Summer rainfall over the Yangtze–Huai River valley (YHRV) exhibits prominent decadal variability, and understanding the underlying mechanisms of this variability is essential for improving climate predictions and disaster prevention strategies in the region. Despite extensive research, the recent changes in YHRV's summer rainfall since the late twentieth century and their driving factors remain unclear. Analysis of observational precipitation data reveals a three-stage decadal variation over the past three decades, with two major shifts occurring in the late 1990s and mid-2010s. These variations are strongly influenced by the tropical central and eastern Pacific Ocean, which has experienced a “warm–cold–warm” decadal variation during this period.

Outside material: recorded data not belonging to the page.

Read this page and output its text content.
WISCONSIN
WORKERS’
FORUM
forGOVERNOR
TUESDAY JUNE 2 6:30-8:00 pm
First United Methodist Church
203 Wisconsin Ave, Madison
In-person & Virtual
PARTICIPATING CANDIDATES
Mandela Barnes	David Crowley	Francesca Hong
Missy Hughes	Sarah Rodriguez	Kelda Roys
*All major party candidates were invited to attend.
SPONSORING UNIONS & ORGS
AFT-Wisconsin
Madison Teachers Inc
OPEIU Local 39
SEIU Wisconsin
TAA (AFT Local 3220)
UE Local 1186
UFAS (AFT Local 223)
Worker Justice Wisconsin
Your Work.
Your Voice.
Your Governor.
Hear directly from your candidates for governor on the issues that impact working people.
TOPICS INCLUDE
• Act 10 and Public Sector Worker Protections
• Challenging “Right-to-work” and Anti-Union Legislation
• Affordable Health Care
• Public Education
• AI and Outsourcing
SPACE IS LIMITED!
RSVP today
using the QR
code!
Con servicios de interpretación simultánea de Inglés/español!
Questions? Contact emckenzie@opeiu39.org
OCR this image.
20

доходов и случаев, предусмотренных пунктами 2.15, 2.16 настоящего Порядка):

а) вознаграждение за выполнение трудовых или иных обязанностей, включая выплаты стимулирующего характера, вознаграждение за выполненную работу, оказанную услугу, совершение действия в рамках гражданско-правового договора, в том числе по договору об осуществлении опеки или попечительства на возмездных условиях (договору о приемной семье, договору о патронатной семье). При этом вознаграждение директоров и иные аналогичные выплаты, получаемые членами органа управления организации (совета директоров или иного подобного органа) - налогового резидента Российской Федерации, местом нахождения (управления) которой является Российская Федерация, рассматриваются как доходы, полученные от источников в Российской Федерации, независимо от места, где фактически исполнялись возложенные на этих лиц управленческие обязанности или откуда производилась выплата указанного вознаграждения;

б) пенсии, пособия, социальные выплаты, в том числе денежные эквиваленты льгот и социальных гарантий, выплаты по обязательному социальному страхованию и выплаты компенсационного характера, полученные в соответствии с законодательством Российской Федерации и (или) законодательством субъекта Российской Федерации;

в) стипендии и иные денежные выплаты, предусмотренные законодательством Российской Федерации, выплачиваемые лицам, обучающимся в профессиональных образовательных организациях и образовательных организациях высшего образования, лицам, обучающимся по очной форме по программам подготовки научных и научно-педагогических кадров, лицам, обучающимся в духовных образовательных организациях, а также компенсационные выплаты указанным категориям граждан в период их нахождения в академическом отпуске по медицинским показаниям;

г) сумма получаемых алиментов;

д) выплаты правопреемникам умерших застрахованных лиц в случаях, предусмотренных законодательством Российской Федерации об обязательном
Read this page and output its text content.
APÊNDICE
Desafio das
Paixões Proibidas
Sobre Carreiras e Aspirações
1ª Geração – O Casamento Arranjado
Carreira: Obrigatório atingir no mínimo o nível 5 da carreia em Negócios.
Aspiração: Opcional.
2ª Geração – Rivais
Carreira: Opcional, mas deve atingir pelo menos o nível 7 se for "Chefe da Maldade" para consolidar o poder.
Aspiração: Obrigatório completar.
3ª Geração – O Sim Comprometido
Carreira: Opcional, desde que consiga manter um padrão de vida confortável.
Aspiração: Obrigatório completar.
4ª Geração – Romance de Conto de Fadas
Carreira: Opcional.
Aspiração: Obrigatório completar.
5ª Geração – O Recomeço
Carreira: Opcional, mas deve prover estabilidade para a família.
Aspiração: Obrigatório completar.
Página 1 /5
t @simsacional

During the 1990s, warming in the tropical central and eastern Pacific induced a meridional wave train extending from the western North Pacific to East Asia through the Pacific–East Asia teleconnection, leading to a weakened East Asian summer monsoon (EASM) and enhanced summer rainfall in the YHRV. Since the late 1990s, the tropical central and eastern Pacific has turned from warm to cold, intensifying the EASM and resulting in a substantial shift in rainfall toward a pattern opposite to that of the 1990s. By the mid-2010s, as the tropical central and eastern Pacific cooled again, the rain belt retreated southward to the YHRV, leading to widespread summer rainfall increases across the YHRV since the mid-2010s. Pacemaker simulations, nudging observed time-evolving sea surface temperature (SST) anomalies in the tropical Pacific Ocean, capture well the two major rainfall shifts, providing compelling evidence that the tropical Pacific Ocean plays a key role in driving recent decadal changes in summer rainfall over the YHRV.